Les deux Arbustes et l’Ondée Léon-Pamphile Le May (1837 - 1918)

L’hiver a quelquefois des jours de chaude pluie,
De même que l’été, des jours de froids brouillards ;
La jeunesse a des pleurs qu’une espérance essuie,
Le vieillard, des plaisirs qui mouillent ses regards ;
 Et ce triste ou joyeux mélange
 A pour nous comme un charme étrange
 Qui nous attire et nous fait mal.

Cette réflexion, malgré l’invraisemblance,
Deux arbres la faisaient, au temps de leur enfance,
 Dans leur langage original.
C’était pendant l’hiver et, la température
S’élevant tout à coup comme au mois de juillet,
Plus d’un ruisseau reprit avec désinvolture,
 Son cours dans les champs de millet ;
 Et l’orage
 Avec rage
 Fouetta les rameaux gris
 De nos arbres surpris.

Le plus petit des deux, s’emportant, fit un geste
 Pour secouer les gouttes d’eau,
Et dit à son voisin :

 — Pour moi, j’en ai de reste
 De cet humide cadeau ;
 Quand je serai sous mon feuillage
 Le firmament pourra pleuvoir.
 Je voudrais bien savoir —
 Ce n’est point de l’enfantillage —
 Pourquoi cette pluie en hiver.

Et l’autre répondit :

 — L’on ne vit que d’hier ;
 Il faut savoir attendre
 Si l’on veut tout entendre.

— Attends, c’est ton affaire, et comprends si tu peux ;
Pour moi je n’aime pas — mes paroles sont franches, —
Toutes ces gouttes d’eau qui tombent sur mes branches,
Et pour m’en délivrer je fais ce que je veux.

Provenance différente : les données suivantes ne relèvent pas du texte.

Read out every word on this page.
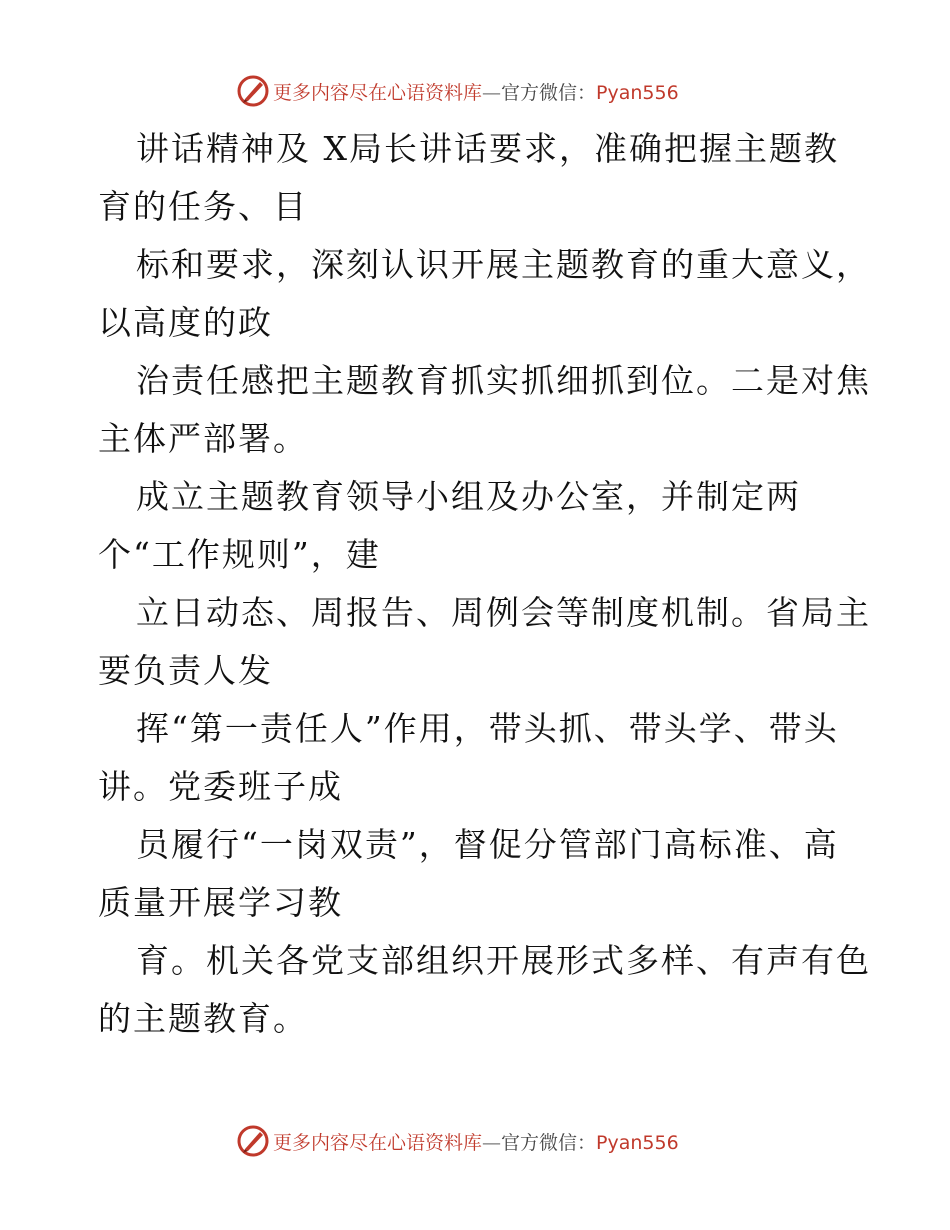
更多内容尽在心语资料库—官方微信：Pyan556
讲话精神及 X局长讲话要求，准确把握主题教
育的任务、目
标和要求，深刻认识开展主题教育的重大意义，
以高度的政
治责任感把主题教育抓实抓细抓到位。二是对焦
主体严部署。
成立主题教育领导小组及办公室，并制定两
个“工作规则”，建
立日动态、周报告、周例会等制度机制。省局主
要负责人发
挥“第一责任人”作用，带头抓、带头学、带头
讲。党委班子成
员履行“一岗双责”，督促分管部门高标准、高
质量开展学习教
育。机关各党支部组织开展形式多样、有声有色
的主题教育。
更多内容尽在心语资料库—官方微信：Pyan556
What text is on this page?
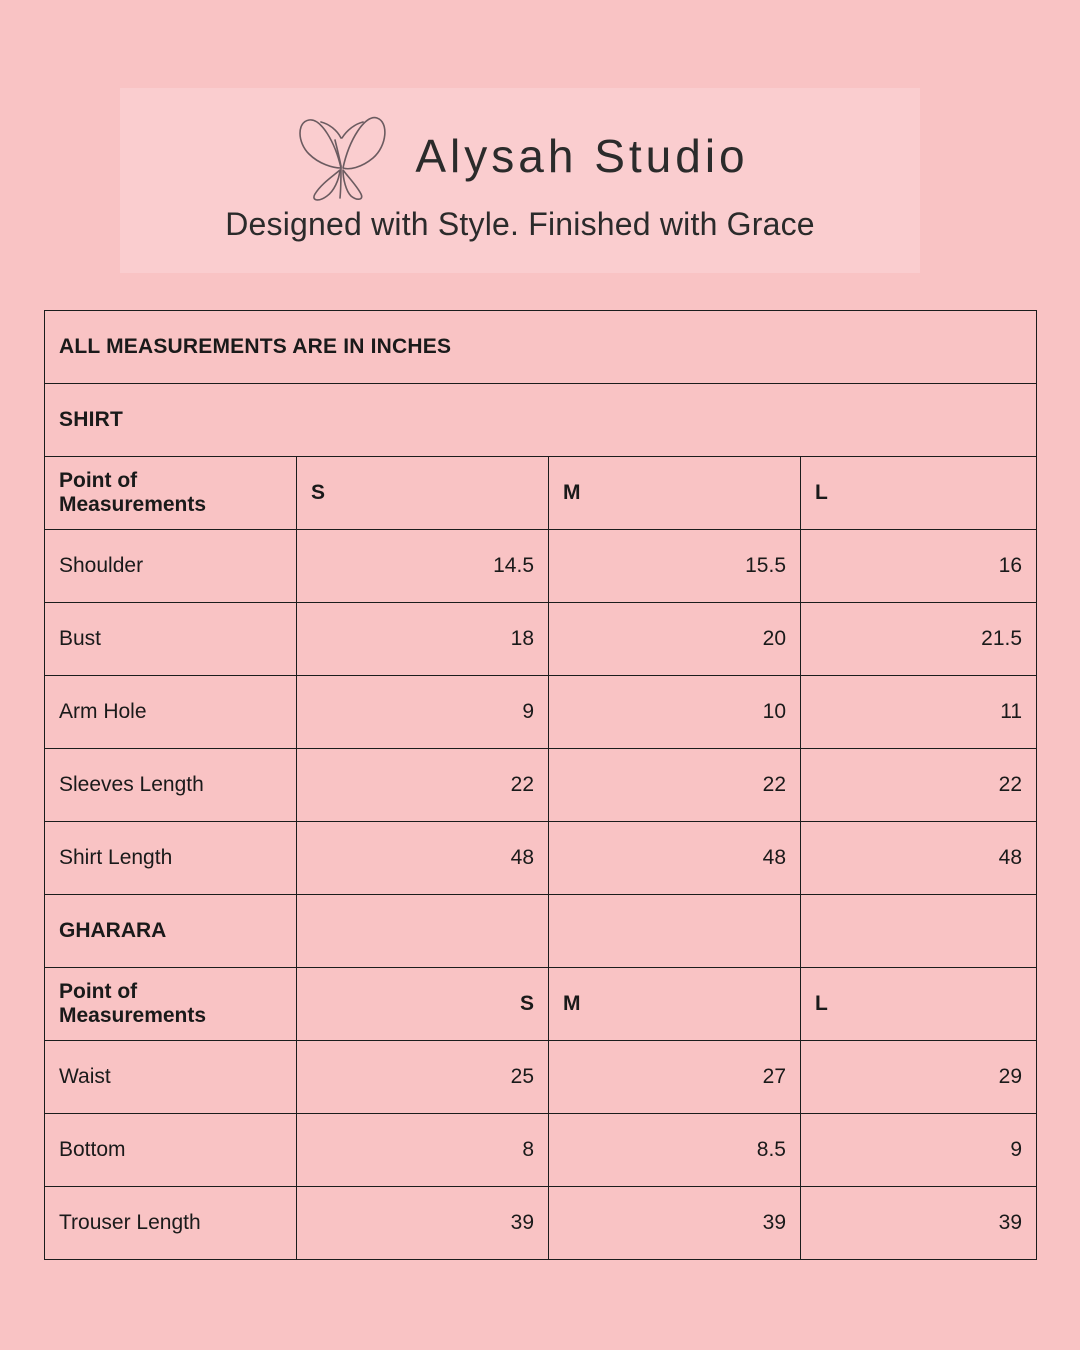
Alysah Studio
Designed with Style. Finished with Grace
ALL MEASUREMENTS ARE IN INCHES			
SHIRT			
Point of Measurements	S	M	L
Shoulder	14.5	15.5	16
Bust	18	20	21.5
Arm Hole	9	10	11
Sleeves Length	22	22	22
Shirt Length	48	48	48
GHARARA			
Point of Measurements	S	M	L
Waist	25	27	29
Bottom	8	8.5	9
Trouser Length	39	39	39
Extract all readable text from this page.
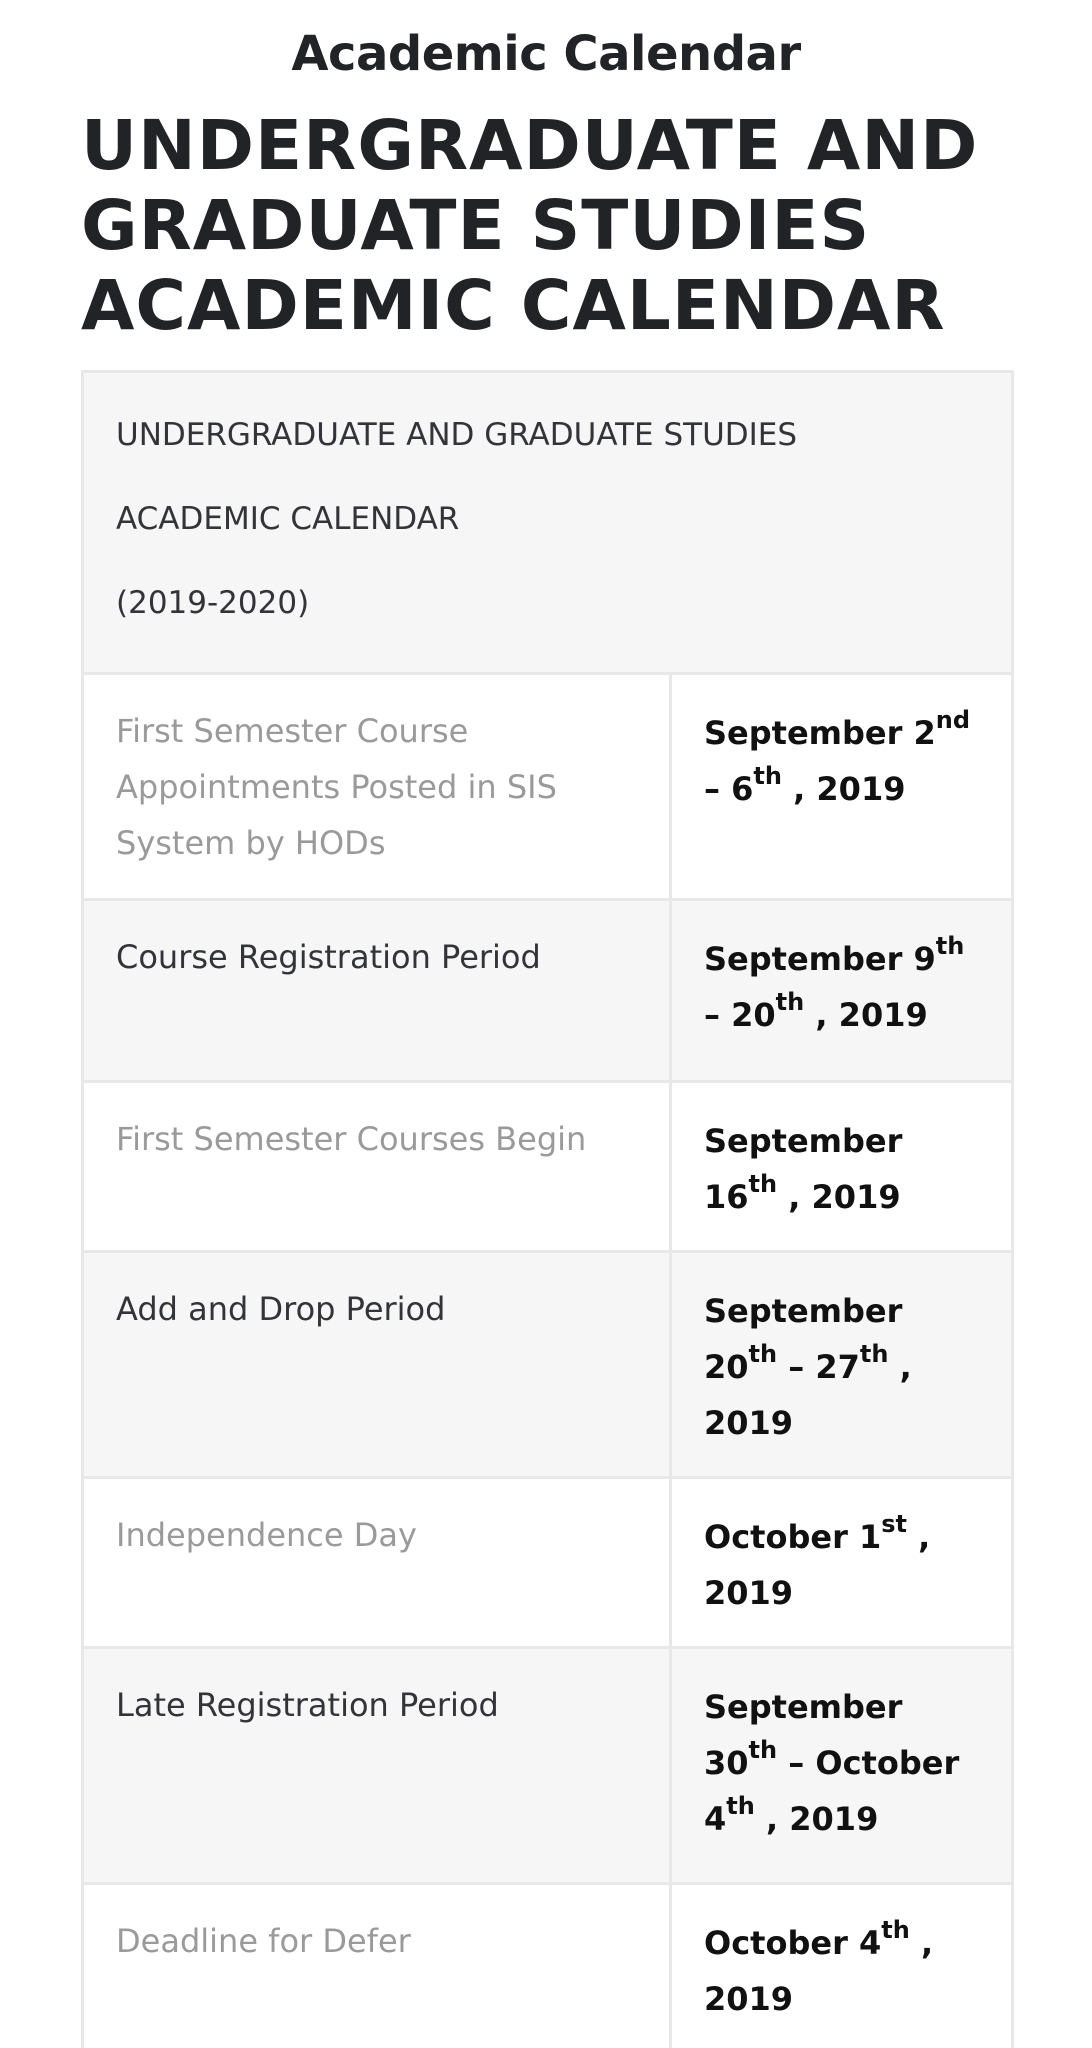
Academic Calendar
UNDERGRADUATE AND GRADUATE STUDIES ACADEMIC CALENDAR
UNDERGRADUATE AND GRADUATE STUDIES
ACADEMIC CALENDAR
(2019-2020)	

First Semester Course Appointments Posted in SIS System by HODs	September 2nd – 6th , 2019
Course Registration Period	September 9th – 20th , 2019
First Semester Courses Begin	September 16th , 2019
Add and Drop Period	September 20th – 27th , 2019
Independence Day	October 1st , 2019
Late Registration Period	September 30th – October 4th , 2019
Deadline for Defer	October 4th , 2019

En hiver le doux temps n’est que d’une journée.
L’orage passa vite et le ciel devint clair ;
La course du ruisseau fut encore enchaînée
Et nul vol ne brava la froidure de l’air.
 Alors l’un des arbustes, —
Celui qui n’avait pas, en parlant avec fiel,
 Secoué l’eau du ciel,
 Et dit des paroles injustes —
L’un des arbustes vit, sur ses rameaux charmants,
 Des flots de diamants,
 Des guirlandes étranges,
 Des perles et des franges ;
Mais l’autre s’inclina de honte et de regret,
 Car sur ses branches dénudées
Il n’avait pas voulu, prenant un ton aigret,
 Supporter les ondées.

Les peines, les chagrins qui remplissent nos jours
Par la soumission se transforment en joies ;
Ils épurent notre âme et sont les grandes voies
Qui mènent de la haine aux célestes amours.